Lawler is less consistently clear and sharp when he leaves behind ordinary Americans and confronts more abstract or philosophic thinkers. His chapter linking Tocqueville and Percy is interesting but strained. As Lawler notes, both men think about what might be lost in the triumph of democracy over aristocracy. However, Percy's emphasis on "love as a compensation for loneliness in the ruins" might seem part of the problem to Tocqueville, who worries that democratic man will "isolate himself from the mass of his fellow men and withdraw with his family and his friends."
On the other hand, Lawler's contrast of Percy with Sagan is surprisingly interesting and enjoyable. Percy observes that "the self or the being that can know the cosmos, is always a leftover in any account of the cosmos. So as modern science explains more and more about the cosmos, the human being experiences himself as more and more an alien." Perhaps the strangest phenomenon in the cosmos is the being who tries to understand the cosmos by principles which exclude anyone trying to understand the cosmos. "Scientism attempts to dispense with human mystery and human uniqueness. But actually doing so would create a world not only without religion but without science."
Lawler seeks to find a middle way or synthesis which does justice to the claims of orthodoxy on the one hand and liberalism and science on the other. One alternative he discusses is natural law. However, he himself suggests that natural law as understood by Thomas Aquinas (and American Catholic thinker John Courtney Murray) is dependent upon revelation and thus isn't truly "natural."

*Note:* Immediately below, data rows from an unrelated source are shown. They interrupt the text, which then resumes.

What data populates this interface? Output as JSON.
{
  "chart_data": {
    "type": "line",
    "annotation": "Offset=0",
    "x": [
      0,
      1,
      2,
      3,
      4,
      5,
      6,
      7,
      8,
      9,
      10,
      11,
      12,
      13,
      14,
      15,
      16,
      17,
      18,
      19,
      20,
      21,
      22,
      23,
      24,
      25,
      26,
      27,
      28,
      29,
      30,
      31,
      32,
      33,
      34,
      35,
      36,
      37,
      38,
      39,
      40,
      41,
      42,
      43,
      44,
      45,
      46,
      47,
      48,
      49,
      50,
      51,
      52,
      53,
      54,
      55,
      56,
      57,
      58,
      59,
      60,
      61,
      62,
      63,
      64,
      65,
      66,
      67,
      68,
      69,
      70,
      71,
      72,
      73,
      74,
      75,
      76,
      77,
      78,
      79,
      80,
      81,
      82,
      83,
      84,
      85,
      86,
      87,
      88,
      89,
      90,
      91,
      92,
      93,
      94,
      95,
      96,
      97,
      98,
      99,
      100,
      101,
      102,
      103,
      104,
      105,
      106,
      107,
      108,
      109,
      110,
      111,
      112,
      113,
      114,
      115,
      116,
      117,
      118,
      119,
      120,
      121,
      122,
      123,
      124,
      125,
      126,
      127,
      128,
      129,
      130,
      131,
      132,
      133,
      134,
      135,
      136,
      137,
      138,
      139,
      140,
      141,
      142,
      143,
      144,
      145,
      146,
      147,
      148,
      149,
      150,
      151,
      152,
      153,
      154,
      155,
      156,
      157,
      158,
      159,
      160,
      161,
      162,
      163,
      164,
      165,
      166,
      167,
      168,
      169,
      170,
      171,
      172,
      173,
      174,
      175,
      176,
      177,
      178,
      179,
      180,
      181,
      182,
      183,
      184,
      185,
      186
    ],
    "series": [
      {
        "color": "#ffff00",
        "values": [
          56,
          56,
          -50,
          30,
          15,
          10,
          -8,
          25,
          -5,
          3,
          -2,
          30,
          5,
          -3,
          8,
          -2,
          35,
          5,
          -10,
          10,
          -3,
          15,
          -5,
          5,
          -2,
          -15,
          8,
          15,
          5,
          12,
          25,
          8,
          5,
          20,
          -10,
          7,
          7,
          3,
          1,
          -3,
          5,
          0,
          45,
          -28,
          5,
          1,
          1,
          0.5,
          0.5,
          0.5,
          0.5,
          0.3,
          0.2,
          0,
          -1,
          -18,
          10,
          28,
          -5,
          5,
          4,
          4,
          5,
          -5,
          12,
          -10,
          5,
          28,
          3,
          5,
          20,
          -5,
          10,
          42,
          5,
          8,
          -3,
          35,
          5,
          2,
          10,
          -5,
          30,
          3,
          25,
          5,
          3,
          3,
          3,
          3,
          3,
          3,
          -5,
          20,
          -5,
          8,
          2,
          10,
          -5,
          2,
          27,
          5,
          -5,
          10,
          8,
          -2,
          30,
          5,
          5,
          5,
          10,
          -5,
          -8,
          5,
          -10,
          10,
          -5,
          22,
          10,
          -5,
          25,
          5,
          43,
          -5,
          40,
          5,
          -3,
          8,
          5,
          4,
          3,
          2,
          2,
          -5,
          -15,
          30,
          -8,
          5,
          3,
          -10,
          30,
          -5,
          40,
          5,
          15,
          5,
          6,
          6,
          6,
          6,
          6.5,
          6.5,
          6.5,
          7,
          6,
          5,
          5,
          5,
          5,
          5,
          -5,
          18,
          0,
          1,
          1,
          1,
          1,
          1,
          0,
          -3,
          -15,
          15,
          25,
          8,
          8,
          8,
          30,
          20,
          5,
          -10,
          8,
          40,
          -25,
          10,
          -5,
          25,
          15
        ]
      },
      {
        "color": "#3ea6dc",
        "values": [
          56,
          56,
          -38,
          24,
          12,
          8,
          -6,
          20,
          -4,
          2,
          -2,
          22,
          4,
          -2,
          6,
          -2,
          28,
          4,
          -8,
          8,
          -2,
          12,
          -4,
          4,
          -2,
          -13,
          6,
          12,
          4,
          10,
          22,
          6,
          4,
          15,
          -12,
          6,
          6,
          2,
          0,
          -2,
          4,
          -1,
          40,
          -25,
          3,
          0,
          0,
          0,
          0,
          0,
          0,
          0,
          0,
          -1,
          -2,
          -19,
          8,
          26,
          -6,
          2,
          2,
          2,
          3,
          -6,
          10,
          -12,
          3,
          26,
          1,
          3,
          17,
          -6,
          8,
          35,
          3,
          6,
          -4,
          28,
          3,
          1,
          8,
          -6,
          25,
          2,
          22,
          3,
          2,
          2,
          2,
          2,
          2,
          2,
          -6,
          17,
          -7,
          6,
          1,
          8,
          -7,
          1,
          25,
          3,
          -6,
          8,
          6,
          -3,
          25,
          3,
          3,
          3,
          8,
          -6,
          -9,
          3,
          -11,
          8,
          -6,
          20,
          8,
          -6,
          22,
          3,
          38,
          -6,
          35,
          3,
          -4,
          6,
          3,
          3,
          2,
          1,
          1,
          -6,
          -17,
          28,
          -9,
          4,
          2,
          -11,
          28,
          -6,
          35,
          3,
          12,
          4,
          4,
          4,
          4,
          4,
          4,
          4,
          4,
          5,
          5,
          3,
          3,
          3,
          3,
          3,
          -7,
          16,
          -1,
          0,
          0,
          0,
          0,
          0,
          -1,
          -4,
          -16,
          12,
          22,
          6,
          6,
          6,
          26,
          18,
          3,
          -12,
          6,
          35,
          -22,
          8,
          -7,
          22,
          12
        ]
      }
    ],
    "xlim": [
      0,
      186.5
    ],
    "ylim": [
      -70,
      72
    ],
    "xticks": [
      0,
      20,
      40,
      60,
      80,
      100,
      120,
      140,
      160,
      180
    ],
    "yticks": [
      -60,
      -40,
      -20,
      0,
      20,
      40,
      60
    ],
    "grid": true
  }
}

Lawler says little about the oldest and arguably most satisfying alternative to both liberalism and orthodoxy: ancient philosophy. Given his concerns and the authors he discusses, this is a puzzling omission.
If one takes one's bearings by Plato or Aristotle rather than John Locke, then the politically unhealthy character of Locke's teaching is less troubling. Moreover, philosophy and science as the ancients understand them do not mean squeezing the objects of study into abstract mathematical categories which exclude the scientist himself.
Nonetheless, Peter Lawler's "Aliens in America" is an interesting and worthwhile book. In describing the intellectual currents currently in motion around him, Lawler implicitly and explicitly lays out his own position; and it is one likely to attract thoughtful adherents.
A businessman and political theorist living in Alstead, New Hampshire, Peter J. Hansen is writing a book entitled "Vices of Democracy."